Banyak orang yang tidak mengambil pelajaran dari pengalaman, ahli hikmah, dan pribahasa. Di antaranya, Edy Mulyadi yang sekarang menjadi pesohor sejagad Nusantara karena ucapannya.
Padahal sudah banyak sebelumnya orang yang tidak pandai menjaga lisannya menjadi penghuni penjara, atau paling tidak menyesal atas perkataan yang sudah telanjur keluar dari mulutnya. Lalu sibuk mengklarifikasi makna ucapan bahwa tidak ada maksud menyakiti, menghina, dan seterusnya.

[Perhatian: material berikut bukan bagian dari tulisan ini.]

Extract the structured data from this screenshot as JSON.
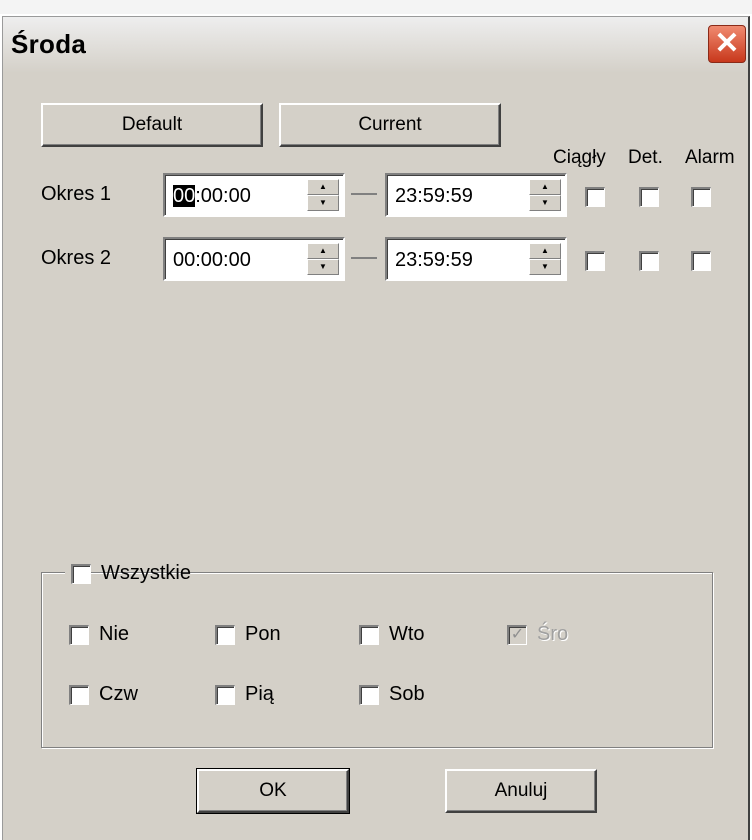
{
  "window": {
    "title": "Środa",
    "close_glyph": "✕",
    "close_icon": "close-icon"
  },
  "buttons": {
    "default": "Default",
    "current": "Current",
    "ok": "OK",
    "cancel": "Anuluj"
  },
  "columns": {
    "continuous": "Ciągły",
    "detection": "Det.",
    "alarm": "Alarm"
  },
  "periods": [
    {
      "label": "Okres 1",
      "start_selected": "00",
      "start_rest": ":00:00",
      "end": "23:59:59",
      "continuous": false,
      "detection": false,
      "alarm": false
    },
    {
      "label": "Okres 2",
      "start_selected": "",
      "start_rest": "00:00:00",
      "end": "23:59:59",
      "continuous": false,
      "detection": false,
      "alarm": false
    }
  ],
  "days_group": {
    "all_label": "Wszystkie",
    "all_checked": false,
    "days": [
      {
        "label": "Nie",
        "checked": false,
        "disabled": false
      },
      {
        "label": "Pon",
        "checked": false,
        "disabled": false
      },
      {
        "label": "Wto",
        "checked": false,
        "disabled": false
      },
      {
        "label": "Śro",
        "checked": true,
        "disabled": true
      },
      {
        "label": "Czw",
        "checked": false,
        "disabled": false
      },
      {
        "label": "Pią",
        "checked": false,
        "disabled": false
      },
      {
        "label": "Sob",
        "checked": false,
        "disabled": false
      }
    ]
  },
  "colors": {
    "dialog_bg": "#d4d0c8",
    "close_button": "#d9492a"
  }
}
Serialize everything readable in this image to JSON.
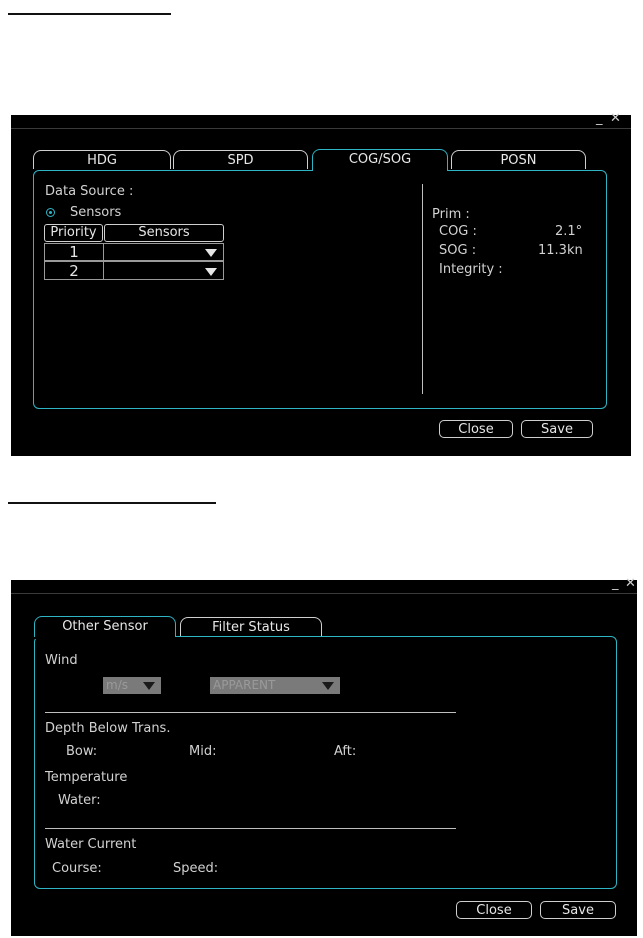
{
  "panel1": {
    "tabs": [
      {
        "label": "HDG",
        "active": false
      },
      {
        "label": "SPD",
        "active": false
      },
      {
        "label": "COG/SOG",
        "active": true
      },
      {
        "label": "POSN",
        "active": false
      }
    ],
    "data_source_label": "Data Source :",
    "radio_label": "Sensors",
    "table": {
      "headers": [
        "Priority",
        "Sensors"
      ],
      "rows": [
        {
          "priority": "1",
          "sensor": ""
        },
        {
          "priority": "2",
          "sensor": ""
        }
      ]
    },
    "info": {
      "prim_label": "Prim :",
      "cog_label": "COG :",
      "cog_value": "2.1°",
      "sog_label": "SOG :",
      "sog_value": "11.3kn",
      "integrity_label": "Integrity :"
    },
    "buttons": {
      "close": "Close",
      "save": "Save"
    }
  },
  "panel2": {
    "tabs": [
      {
        "label": "Other Sensor",
        "active": true
      },
      {
        "label": "Filter Status",
        "active": false
      }
    ],
    "wind_label": "Wind",
    "wind_unit_dd": "m/s",
    "wind_mode_dd": "APPARENT",
    "depth_label": "Depth Below Trans.",
    "bow_label": "Bow:",
    "mid_label": "Mid:",
    "aft_label": "Aft:",
    "temperature_label": "Temperature",
    "water_label": "Water:",
    "current_label": "Water Current",
    "course_label": "Course:",
    "speed_label": "Speed:",
    "buttons": {
      "close": "Close",
      "save": "Save"
    }
  },
  "colors": {
    "accent": "#2fb4c4",
    "background": "#000000",
    "text": "#dcdcdc"
  }
}
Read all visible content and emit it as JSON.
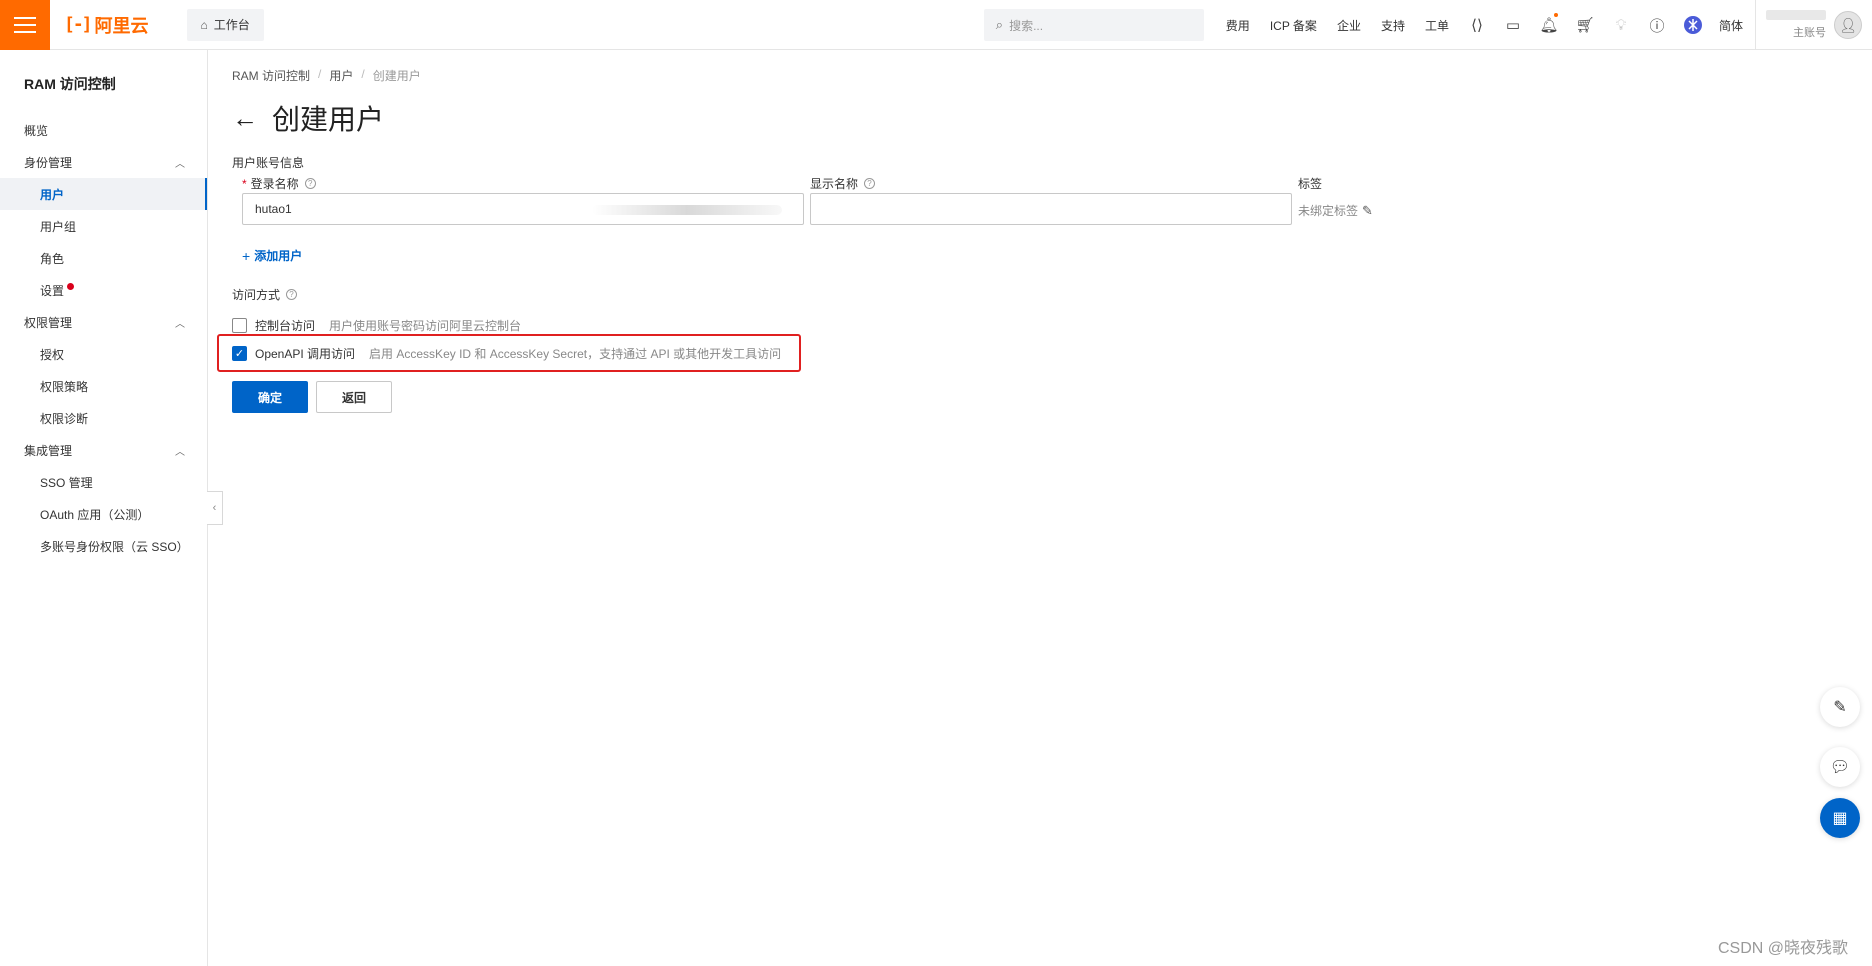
{
  "topbar": {
    "brand": "阿里云",
    "logo_mark": "[-]",
    "workbench": "工作台",
    "search_placeholder": "搜索...",
    "links": [
      "费用",
      "ICP 备案",
      "企业",
      "支持",
      "工单"
    ],
    "lang": "简体",
    "account_role": "主账号"
  },
  "sidebar": {
    "title": "RAM 访问控制",
    "overview": "概览",
    "groups": [
      {
        "label": "身份管理",
        "items": [
          "用户",
          "用户组",
          "角色",
          "设置"
        ]
      },
      {
        "label": "权限管理",
        "items": [
          "授权",
          "权限策略",
          "权限诊断"
        ]
      },
      {
        "label": "集成管理",
        "items": [
          "SSO 管理",
          "OAuth 应用（公测）",
          "多账号身份权限（云 SSO）"
        ]
      }
    ],
    "active_item": "用户"
  },
  "breadcrumb": [
    "RAM 访问控制",
    "用户",
    "创建用户"
  ],
  "page_title": "创建用户",
  "form": {
    "section_label": "用户账号信息",
    "login_name_label": "登录名称",
    "login_name_value": "hutao1",
    "display_name_label": "显示名称",
    "display_name_value": "",
    "tag_label": "标签",
    "tag_value": "未绑定标签",
    "add_user": "添加用户",
    "access_label": "访问方式",
    "console_access": {
      "title": "控制台访问",
      "desc": "用户使用账号密码访问阿里云控制台",
      "checked": false
    },
    "openapi_access": {
      "title": "OpenAPI 调用访问",
      "desc": "启用 AccessKey ID 和 AccessKey Secret，支持通过 API 或其他开发工具访问",
      "checked": true
    },
    "confirm": "确定",
    "back": "返回"
  },
  "watermark": "CSDN @晓夜残歌",
  "colors": {
    "brand": "#ff6a00",
    "primary": "#0064c8",
    "highlight": "#e02020"
  }
}
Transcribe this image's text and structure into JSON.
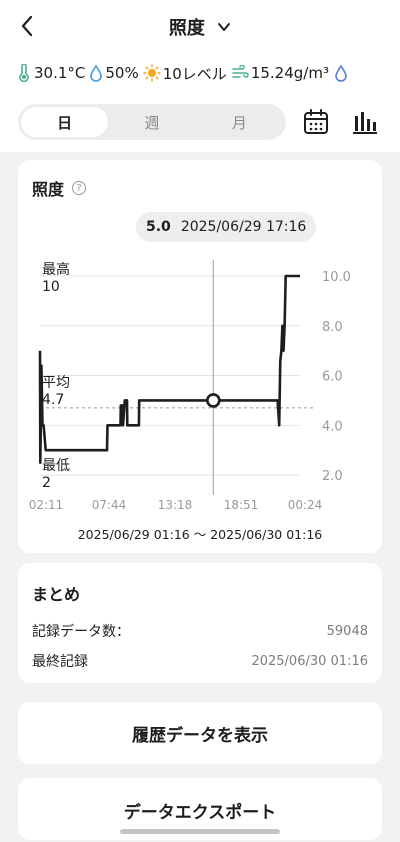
{
  "header": {
    "title": "照度"
  },
  "sensors": [
    {
      "icon": "thermometer-icon",
      "value": "30.1°C"
    },
    {
      "icon": "water-drop-icon",
      "value": "50%"
    },
    {
      "icon": "sun-icon",
      "value": "10レベル"
    },
    {
      "icon": "wind-icon",
      "value": "15.24g/m³"
    }
  ],
  "tabs": {
    "day": "日",
    "week": "週",
    "month": "月",
    "selected": "日"
  },
  "chart_card": {
    "title": "照度",
    "help_symbol": "?",
    "readout_value": "5.0",
    "readout_time": "2025/06/29 17:16",
    "max_label": "最高",
    "max_value": "10",
    "avg_label": "平均",
    "avg_value": "4.7",
    "min_label": "最低",
    "min_value": "2",
    "date_range": "2025/06/29 01:16 〜 2025/06/30 01:16"
  },
  "chart_data": {
    "type": "line",
    "x_ticks": [
      "02:11",
      "07:44",
      "13:18",
      "18:51",
      "00:24"
    ],
    "y_ticks": [
      "2.0",
      "4.0",
      "6.0",
      "8.0",
      "10.0"
    ],
    "ylim": [
      1.2,
      10.0
    ],
    "xlim_hours": [
      1.27,
      25.27
    ],
    "average": 4.7,
    "cursor": {
      "x_time": "17:16",
      "y": 5.0
    },
    "series": [
      {
        "points": [
          [
            1.27,
            7.0
          ],
          [
            1.3,
            2.5
          ],
          [
            1.34,
            4.0
          ],
          [
            1.4,
            6.4
          ],
          [
            1.5,
            4.0
          ],
          [
            1.6,
            4.0
          ],
          [
            1.8,
            3.0
          ],
          [
            7.45,
            3.0
          ],
          [
            7.5,
            4.0
          ],
          [
            8.7,
            4.0
          ],
          [
            8.73,
            4.8
          ],
          [
            8.9,
            4.8
          ],
          [
            8.93,
            4.0
          ],
          [
            9.1,
            5.0
          ],
          [
            9.3,
            5.0
          ],
          [
            9.33,
            4.0
          ],
          [
            10.4,
            4.0
          ],
          [
            10.43,
            5.0
          ],
          [
            17.27,
            5.0
          ],
          [
            23.2,
            5.0
          ],
          [
            23.35,
            4.0
          ],
          [
            23.45,
            6.6
          ],
          [
            23.55,
            7.0
          ],
          [
            23.65,
            8.0
          ],
          [
            23.75,
            7.0
          ],
          [
            23.85,
            8.0
          ],
          [
            23.95,
            10.0
          ],
          [
            25.27,
            10.0
          ]
        ]
      }
    ]
  },
  "summary": {
    "title": "まとめ",
    "count_label": "記録データ数：",
    "count_value": "59048",
    "last_label": "最終記録",
    "last_value": "2025/06/30 01:16"
  },
  "buttons": {
    "history": "履歴データを表示",
    "export": "データエクスポート"
  },
  "colors": {
    "line": "#1e1e1e",
    "cursor": "#a9b7b5",
    "avg_dash": "#9a9a9a",
    "grid": "#e4e4e4",
    "axis_text": "#9a9a9a"
  }
}
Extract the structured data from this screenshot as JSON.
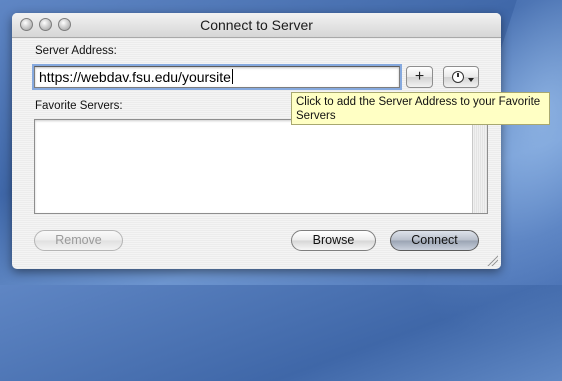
{
  "window": {
    "title": "Connect to Server"
  },
  "server_address": {
    "label": "Server Address:",
    "value": "https://webdav.fsu.edu/yoursite"
  },
  "buttons": {
    "add": "+",
    "remove": "Remove",
    "browse": "Browse",
    "connect": "Connect"
  },
  "tooltip": {
    "text": "Click to add the Server Address to your Favorite Servers"
  },
  "favorites": {
    "label": "Favorite Servers:",
    "items": []
  },
  "icons": {
    "add": "plus-icon",
    "history": "clock-icon",
    "window_controls": [
      "close-icon",
      "minimize-icon",
      "zoom-icon"
    ],
    "resize": "resize-grip-icon"
  }
}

Meskipun sudah mencoba mengklarifikasi ucapannya, nasi sudah telanjur menjadi bubur. Ucapannya sudah kepalang membuat sebagian masyarakat Kalimantan tersinggung. Kata-kata Edy dianggap menganalogikan Kalimantan sebagai tempat yang terkucil dan sepi. Warganya dianalogikan sebagai makhluk halus, jin, dan genderuwo, serta monyet.
Secara bahasa bisa saja klarifikasi Edy Mulyadi benar bahwa tidak ada maksud menghina masyarakat Kalimantan. Namun, Edy lupa bahwa ucapannya bisa dimaknai lain oleh orang lain yang tidak selaras dengan yang dimaksud.
Urusan tidak ada maksud atau tidak, mungkin nanti urusan ahlinya yang memperdebatkan atau pengadilan yang memutuskan. Namun yang jelas, masyarakat sudah telanjur tidak terima dengan kata-kata Edy.
Mulutmu harimaumu, inilah peribahasa yang harusnya diingat Edy sebelum berucap. Peribahasa yang sering muncul untuk mengingatkan tentang dahsyatnya kekuatan kata yang diucapkan seseorang. Kekuatan itu bisa dalam konotasi negatif, bisa juga positif.
Konotasi negatif dari kekuatan kata yang terlontar adalah bisa menyakiti, membuat orang tertekan, stres, dan sebagainya. Sedangkan konotasi positifnya adalah kata-kata mampu membuat orang menjadi kuat dan termotivasi. Efek kata-kata bisa positif dan sebaliknya negatif.
Dalam kasus yang sedang heboh sekarang, Edy Mulyadi tidak dalam posisi mengambil konotasi positif untuk membuat orang menjadi kuat atau termotivasi, sebaliknya lebih kepada konotasi negatif, mampu membuat orang tersinggung dan sakit hati. Akibat ucapan tanpa ingat pengalaman yang sudah-sudah dan tidak ingat peribahasa di atas, Edy bersiap-siap berurusan dengan pihak berwajib.
LISAN INDIKATOR IMAN
Dalam istilah agama, kehati-hatian dalam menjaga kata-kata sering dikaitkan dengan etika atau akhlak lisan. Menjaga lisan bagian ajaran penting dalam Islam. Banyak sekali ayat dan hadis yang membahasnya.
Saking pentingnya masalah lisan ini, sebuah hadis yang diriwayatkan oleh Al-Bukhari, Rasulullah menghubungkannya dengan indikator keimanan seseorang. “Barangsiapa yang beriman kepada Allah dan hari akhir, maka hendaknya ia berkata yang baik. Jika tidak bisa, maka diam saja,” demikian redaksi terjemahan hadisnya.
Mafhum mukhalafah atau kesimpulan balik dari hadis menjelaskan, orang yang tidak bisa berkata baik-baik, bukanlah orang yang beriman, baik beriman kepada Allah maupun hari akhir.
Redaksi hari akhir pada hadis juga memberi isyarat yang jelas bahwa setiap kata-kata yang diucapkan di dunia ini akan dipertanggungjawabkan di akhirat kelak. Perkataan yang baik akan mendapat ganjaran baik yang akan memperberat timbangan amal kebaikannya. Sebaliknya perkataan yang menyakitkan, berbohong, fitnah, dan sebagainya akan mendapat ganjaran dosa.
Pada hadis tersebut juga terungkap bahwa tidak ada pilihan selain berkata baik selain diam. Yang keluar dari lisan seseorang haruslah yang baik-baik saja. Opsi lain tidak bisa berkata baik hanyalah diam. Jika tidak bisa berucap baik, maka diam saja.